Otro aspecto positivo es que una carrera puede ampliar las oportunidades laborales. Aunque tener un título no garantiza encontrar trabajo, determinadas empresas lo utilizan como criterio de selección. Una titulación también puede facilitar el acceso a oposiciones, puestos técnicos o programas de especialización. Asimismo, la experiencia universitaria permite crear contactos con profesores, compañeros y profesionales que pueden ser útiles en el futuro. Eso sí, tampoco podemos obviar que esto es algo que también puedes aprovechar en la Formación Profesional (FP)

Grandes costes

No obstante, a la hora de pensar en si merece la pena estudiar una carrera hoy en día, hay que darse cuenta de que implica costes importantes, los cuales pueden llegar a influir de manera significativa en una situación financiera. Las matrículas, el material, el transporte y, en algunos casos, el alojamiento representan una inversión económica considerable. 

A esto se suma el coste de oportunidad: durante varios años, el estudiante dedica gran parte de su tiempo a formarse en lugar de incorporarse plenamente al mercado laboral. Por eso, elegir una carrera únicamente porque parece prestigiosa puede acabar siendo una decisión poco rentable.

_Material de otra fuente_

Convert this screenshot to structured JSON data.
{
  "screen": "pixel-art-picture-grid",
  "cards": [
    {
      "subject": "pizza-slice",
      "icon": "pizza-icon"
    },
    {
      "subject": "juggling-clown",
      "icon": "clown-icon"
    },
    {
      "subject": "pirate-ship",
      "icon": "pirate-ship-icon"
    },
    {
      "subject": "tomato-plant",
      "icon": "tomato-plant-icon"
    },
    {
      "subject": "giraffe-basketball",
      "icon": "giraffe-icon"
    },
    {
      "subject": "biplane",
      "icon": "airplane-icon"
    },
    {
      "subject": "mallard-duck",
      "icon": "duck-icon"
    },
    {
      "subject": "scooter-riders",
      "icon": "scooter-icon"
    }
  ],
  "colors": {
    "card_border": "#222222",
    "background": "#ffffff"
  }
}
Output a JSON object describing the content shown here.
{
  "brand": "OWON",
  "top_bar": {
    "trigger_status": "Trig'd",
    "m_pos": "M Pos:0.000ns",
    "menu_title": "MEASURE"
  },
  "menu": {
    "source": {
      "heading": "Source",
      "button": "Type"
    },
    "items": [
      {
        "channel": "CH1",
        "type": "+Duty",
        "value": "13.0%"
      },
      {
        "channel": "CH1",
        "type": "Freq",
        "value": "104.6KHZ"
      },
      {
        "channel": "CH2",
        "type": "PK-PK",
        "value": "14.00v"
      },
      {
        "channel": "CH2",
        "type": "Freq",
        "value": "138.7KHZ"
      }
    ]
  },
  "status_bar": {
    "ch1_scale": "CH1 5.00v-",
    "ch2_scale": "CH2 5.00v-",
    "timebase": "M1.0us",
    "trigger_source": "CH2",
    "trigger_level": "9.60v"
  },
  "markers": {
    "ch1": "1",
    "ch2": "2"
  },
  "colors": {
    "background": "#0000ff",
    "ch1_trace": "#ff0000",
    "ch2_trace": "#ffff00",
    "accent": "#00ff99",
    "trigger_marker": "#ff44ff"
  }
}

Alternativas a las carreras

Además, actualmente existen alternativas interesantes. La formación profesional, los certificados especializados, los cursos técnicos y el aprendizaje mediante plataformas digitales pueden proporcionar conocimientos muy demandados en menos tiempo. Sectores como la programación, el marketing digital, la ciberseguridad o algunas áreas audiovisuales valoran especialmente las competencias prácticas y la experiencia. En estos ámbitos, un buen portafolio puede tener tanto peso como un título académico.

Por todo esto que te hemos contado, antes de matricularse conviene analizar el sector profesional al que se quiere acceder. Es recomendable investigar qué estudios solicitan las empresas, cuáles son las salidas laborales existentes, cuánto tiempo requiere la formación y qué salarios suelen ofrecer los puestos relacionados. 

También es importante preguntarse si realmente existe interés por las materias que se van a estudiar. Pasar varios años en una carrera que no motiva puede generar frustración y dificultar el aprovechamiento académico. De hecho, en muchas ocasiones se cae en el abandono, siendo esto una auténtica pena. 

¿Merece la pena estudiar una carrera hoy en día? Sí, pero no por el simple hecho de conseguir un diploma. Realmente se aprovecha cuando la formación elegida está relacionada con un objetivo profesional claro. La misma ofrece conocimientos difíciles de adquirir por otras disciplinas y encaja con las capacidades del estudiante. También puede ser una excelente oportunidad para madurar, desarrollar autonomía y descubrir nuevas áreas de interés.

Por otro lado, no estudiar una carrera tampoco significa renunciar a una buena trayectoria profesional. Algunas personas progresan mediante formación profesional, experiencia laboral y aprendizaje continuo mediante cursos o prácticas. Lo más importante es mantener una actitud de actualización y mejora permanente, porque las tecnologías y las necesidades de las empresas evolucionan rápidamente. En muchos sectores, lo aprendido hace unos años puede dejar de ser suficiente y obligar a adquirir nuevas competencias. ¡No te quedes atrás!